As they drove into the farmyard, the headlights of the car highlighted a body on the ground.

"Mam said that's a body – I could see it too. I knew it was Dad because I recognised his clothes. I could see it covered in blood."

Both women immediately called gardaí and locked the car doors amid concerns for their safety.

"I knew he was dead. It looked gruesome."

Paddy's body was found in a farmyard with multiple head injuries while his brother Willie's body was found in a nearby shed, also with severe head injuries.

Both had to be formally identified from dental records.

Assistant State Pathologist Dr Margaret Bolster said both men would have died quickly from multiple severe blows from a 3.5kg timber axe.

The brothers had run a successful firewood business from the isolated farmyard outside Mitchelstown – supplying timber across north Cork.

They lived a spartan life but were always together and had no history of disputes.

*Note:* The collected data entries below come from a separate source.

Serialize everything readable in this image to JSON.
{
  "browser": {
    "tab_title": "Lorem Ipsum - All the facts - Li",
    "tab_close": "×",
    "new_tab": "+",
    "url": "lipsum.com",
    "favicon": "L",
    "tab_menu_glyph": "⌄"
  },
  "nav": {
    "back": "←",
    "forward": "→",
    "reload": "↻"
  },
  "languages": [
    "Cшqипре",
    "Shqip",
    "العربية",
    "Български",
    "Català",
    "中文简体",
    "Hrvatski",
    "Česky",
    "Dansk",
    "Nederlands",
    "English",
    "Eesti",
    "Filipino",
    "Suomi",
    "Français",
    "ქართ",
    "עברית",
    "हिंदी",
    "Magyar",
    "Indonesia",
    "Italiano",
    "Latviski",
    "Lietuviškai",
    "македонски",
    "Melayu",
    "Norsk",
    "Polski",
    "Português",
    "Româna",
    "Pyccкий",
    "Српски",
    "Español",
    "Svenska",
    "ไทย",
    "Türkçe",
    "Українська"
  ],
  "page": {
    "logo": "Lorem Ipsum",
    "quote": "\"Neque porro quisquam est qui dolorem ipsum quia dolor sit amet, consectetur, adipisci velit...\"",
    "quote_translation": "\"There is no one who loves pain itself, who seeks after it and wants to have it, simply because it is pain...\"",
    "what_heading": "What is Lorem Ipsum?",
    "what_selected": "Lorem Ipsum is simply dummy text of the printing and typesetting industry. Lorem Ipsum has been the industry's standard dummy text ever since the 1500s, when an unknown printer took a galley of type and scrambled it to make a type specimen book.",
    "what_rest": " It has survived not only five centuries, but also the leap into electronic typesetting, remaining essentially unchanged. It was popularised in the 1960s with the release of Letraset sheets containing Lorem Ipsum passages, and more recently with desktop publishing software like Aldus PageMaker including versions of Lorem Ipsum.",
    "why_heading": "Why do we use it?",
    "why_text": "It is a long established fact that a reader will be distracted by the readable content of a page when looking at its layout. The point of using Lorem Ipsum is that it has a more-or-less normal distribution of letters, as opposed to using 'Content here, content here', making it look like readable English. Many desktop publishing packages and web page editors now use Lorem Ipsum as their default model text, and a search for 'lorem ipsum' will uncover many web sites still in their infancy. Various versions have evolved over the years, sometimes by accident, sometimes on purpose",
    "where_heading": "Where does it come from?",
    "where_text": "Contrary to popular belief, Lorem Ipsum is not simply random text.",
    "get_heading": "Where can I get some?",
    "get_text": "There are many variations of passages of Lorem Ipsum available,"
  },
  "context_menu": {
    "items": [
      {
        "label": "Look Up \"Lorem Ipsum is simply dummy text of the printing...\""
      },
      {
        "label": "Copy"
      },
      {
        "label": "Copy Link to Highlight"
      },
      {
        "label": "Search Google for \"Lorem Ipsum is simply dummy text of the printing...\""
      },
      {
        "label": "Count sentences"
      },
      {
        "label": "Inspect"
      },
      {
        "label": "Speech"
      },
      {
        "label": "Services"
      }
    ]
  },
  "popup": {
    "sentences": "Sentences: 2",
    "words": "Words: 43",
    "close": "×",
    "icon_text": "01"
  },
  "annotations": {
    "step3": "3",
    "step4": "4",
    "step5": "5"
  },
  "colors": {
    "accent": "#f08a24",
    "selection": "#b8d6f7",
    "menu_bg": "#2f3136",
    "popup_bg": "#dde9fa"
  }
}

Paddy Hennessy's partner, Kitty Russell, said they all got on well together.

After killing his brothers, Johnny Hennessy apparently drove his Toyota Corolla van the short 4km distance to Killacluig Church from Curraghgorm where he parked and walked over several fields.

His body was recovered shortly before lunch on February 26 from the River Funshion following a major garda search operation, including the use of the garda helicopter.